MrT [jumps, puts arms in the air in the teachers' room]: 'HOORAY!!! I'VE DONE IT!'
*Other teachers stare at me*
Bossman comes into the teachers' room: 'What are you on about, MrT?'
MrT: 'Look at the photocopier!'
BM: 'Have you broken it?'
MrT: 'No, and I won't be able to. Read what it says. I don't have to make any photocopies for the rest of the year!'
BM reads the message and realises why I'm so happy.
BM: 'Nice try, MrT. My number is ****.'
Oh well, at least I had accomplished my goal.
It’s only a folder
Secretary from Hell gave me permission to use her computer while she was at lunch yesterday. I checked my email and did some surfing and gave it back to her when she returned.
She sat down at her computer and realised that I had accidentally closed one of her folders and went on the rampage. ‘YOU CLOSED MY FOLDER! IF YOU’RE GOING TO USE MY COMPUTER YOU CAN’T DO THINGS LIKE THAT! THIS IS SO INCONVENIENT’ and she continued on for five minutes.

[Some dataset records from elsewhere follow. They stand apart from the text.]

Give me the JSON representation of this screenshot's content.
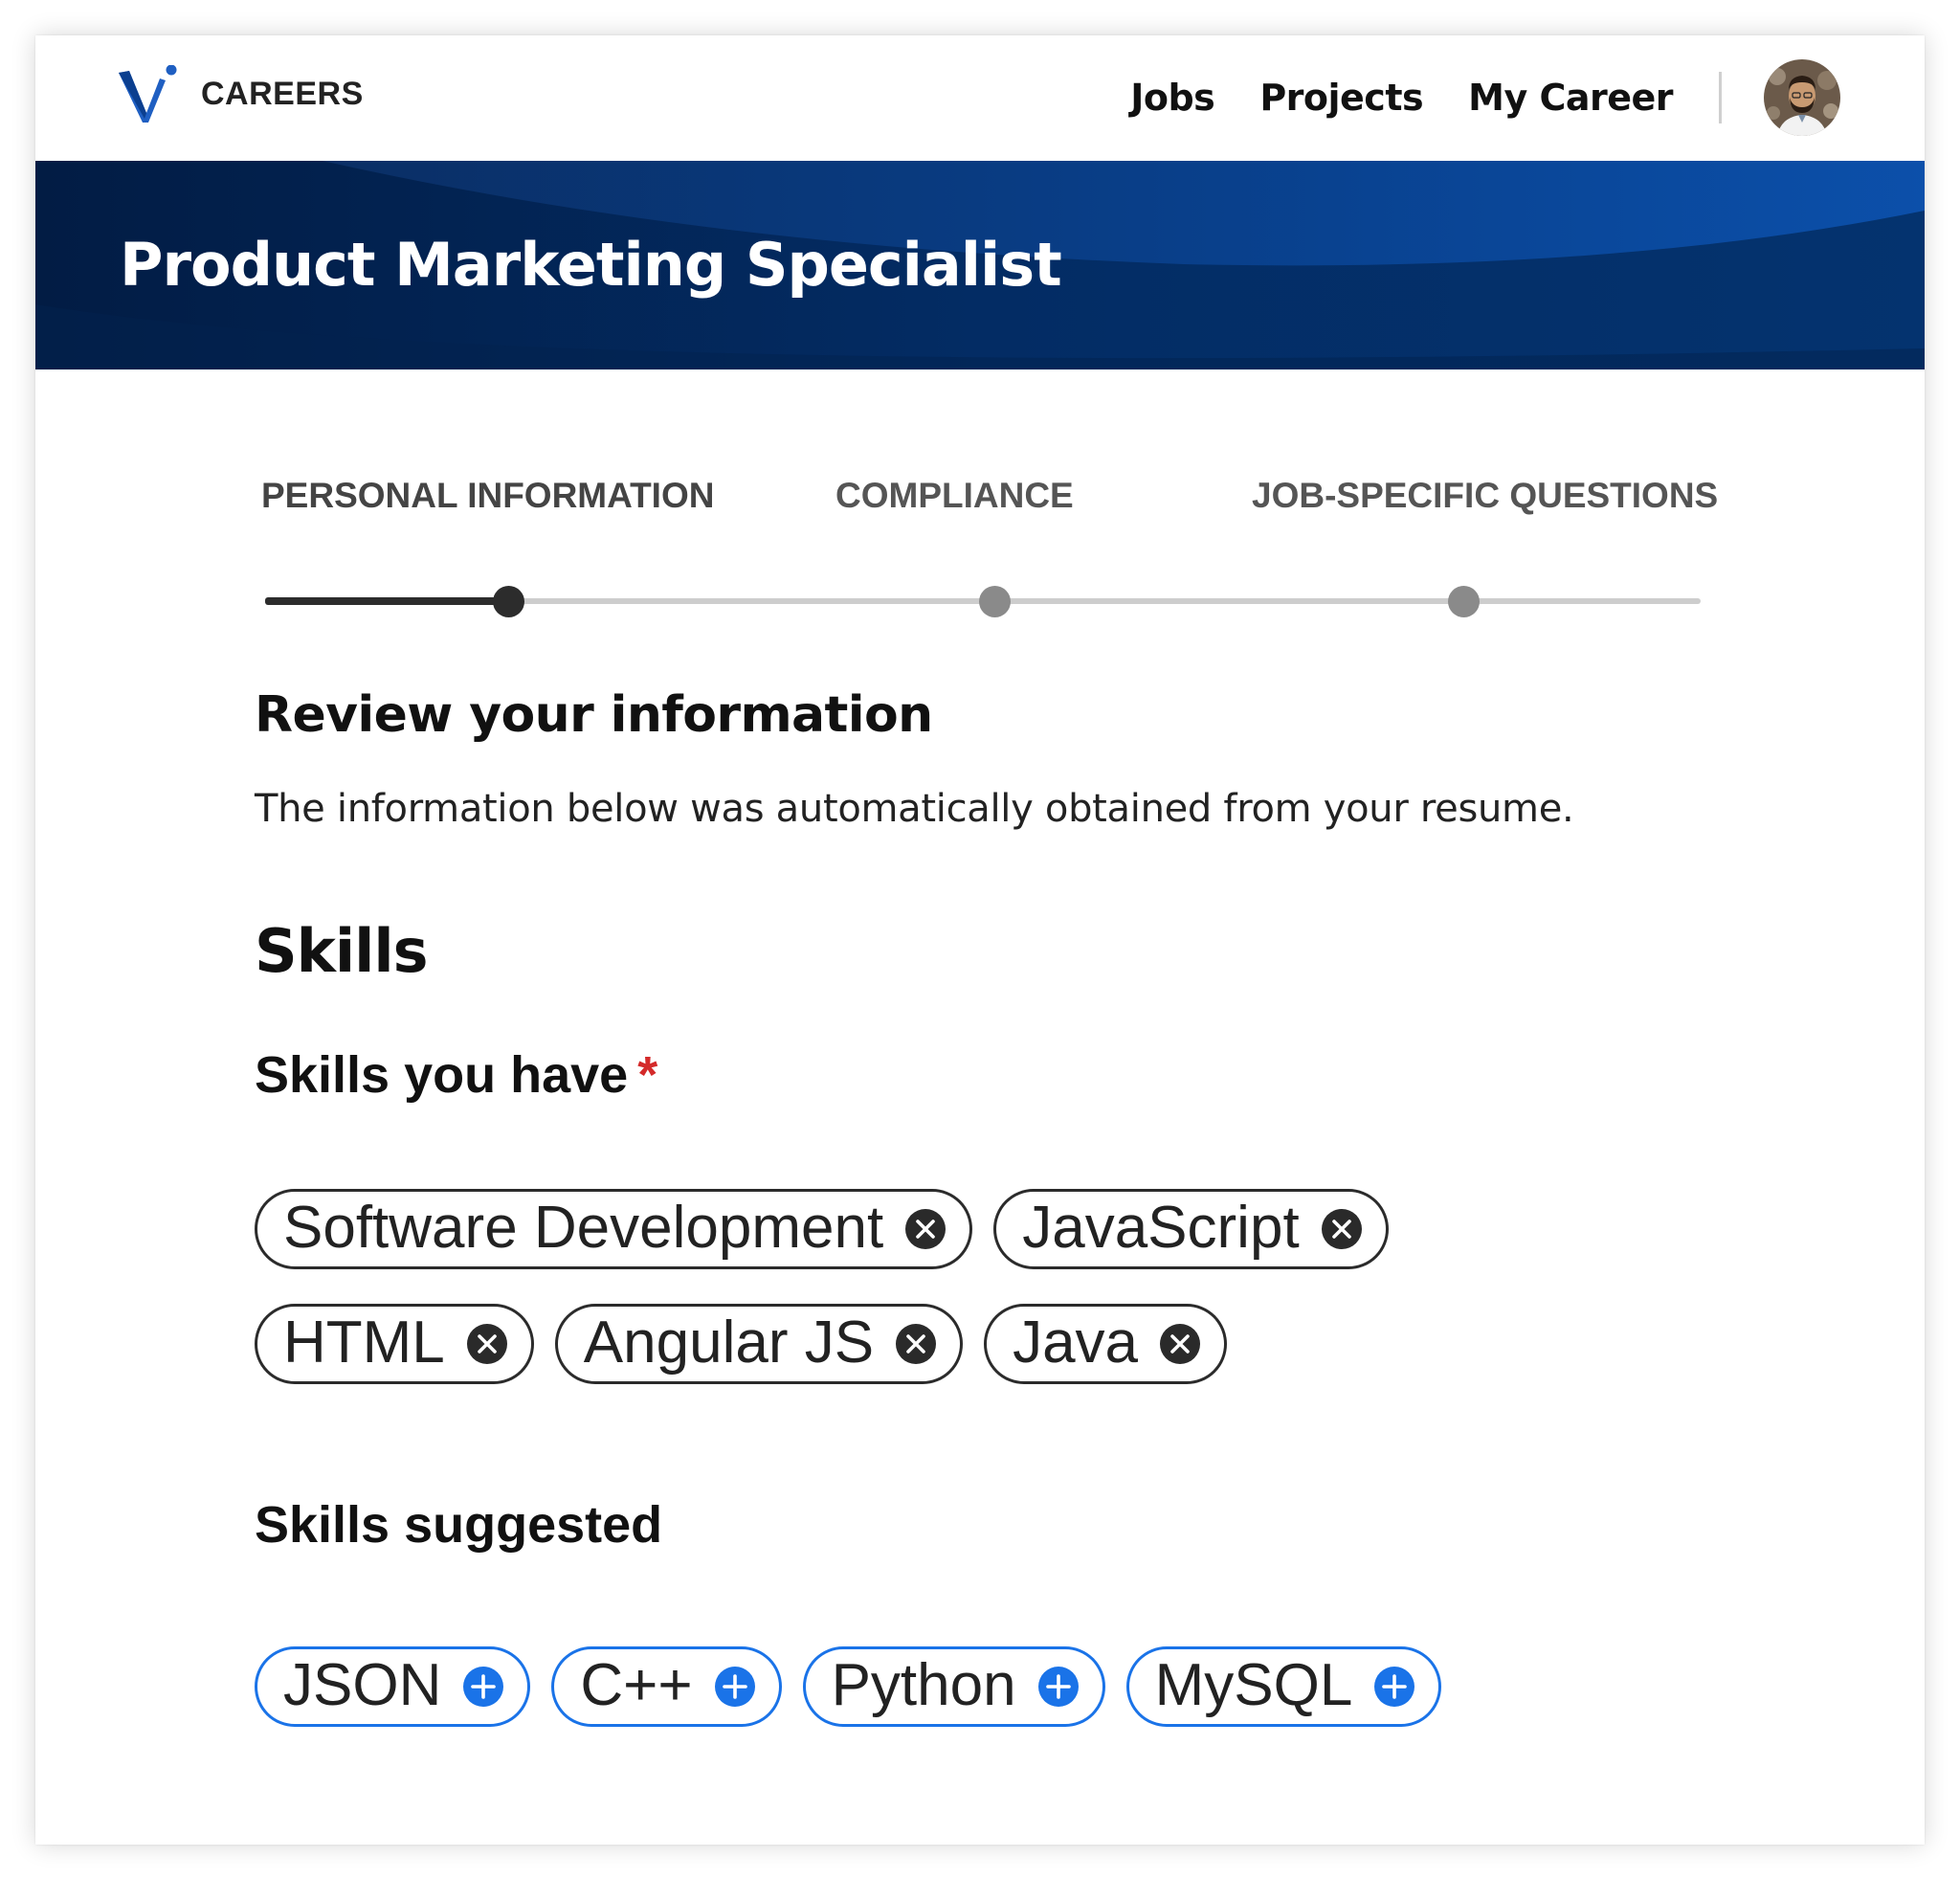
{
  "brand": {
    "name": "CAREERS",
    "accent": "#1565c0"
  },
  "nav": {
    "links": [
      "Jobs",
      "Projects",
      "My Career"
    ]
  },
  "banner": {
    "title": "Product Marketing Specialist",
    "colors": [
      "#02204a",
      "#063a7a",
      "#0a4ea8"
    ]
  },
  "stepper": {
    "steps": [
      "PERSONAL INFORMATION",
      "COMPLIANCE",
      "JOB-SPECIFIC QUESTIONS"
    ],
    "current_step": 1
  },
  "review": {
    "title": "Review your information",
    "description": "The information below was automatically obtained from your resume."
  },
  "skills": {
    "title": "Skills",
    "have_label": "Skills you have",
    "required_mark": "*",
    "have": [
      "Software Development",
      "JavaScript",
      "HTML",
      "Angular JS",
      "Java"
    ],
    "suggested_label": "Skills suggested",
    "suggested": [
      "JSON",
      "C++",
      "Python",
      "MySQL"
    ],
    "remove_icon": "close-circle-icon",
    "add_icon": "plus-circle-icon",
    "suggest_color": "#1a73e8"
  }
}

I apologised to her several times, but she continued on.
Realising that she might not know how to open it, I went over to her computer to help her.
MrT: ‘Young Secretary, how do I find the folder that I closed for SfH?’
YS: ‘SfH knows how to open it.’
MrT: ‘You mean I’ve spent the last five minute being told off for something insignificant as this and SHE KNOWS how to open it again? Aaaggghhh!’ and I walked out of the office.
Nothing is ever easy here.
You look lethal today
I just don't understand my colleagues. Ask one simple question, and they misunderstand and jump all over you. They search for hidden meanings in E V E R Y T H I N G that one says. I have lots of examples and here's one:
Daftie: 'You look lethal today.'
MrT: 'I have no idea what you you're talking about.' - I was clueless
Daftie [annoyed tone]: 'FUCK OFF, MrT! DON'T TAKE THE PISS OUT OF ME!' [and she stormed out of the teachers' room].
Puzzled by this bizzare run-in, I asked Talkie (who also in the teachers' room when it happened) if she knew what Daftie had meant, and she didn't either.
Talkie gets broken in
Talking came up to me exasperated about a few experiences she's had with Secretary from Hell in the past few weeks. After fifteen minutes of sitting and listening to her wax on lyrically about it, she looked at me and said, 'What's wrong with that woman?' Seeing that as a point where I might actually be able to get a word in, I said, 'Do you want the whole list or just the top 5?' to which she smiled and continued her symposium.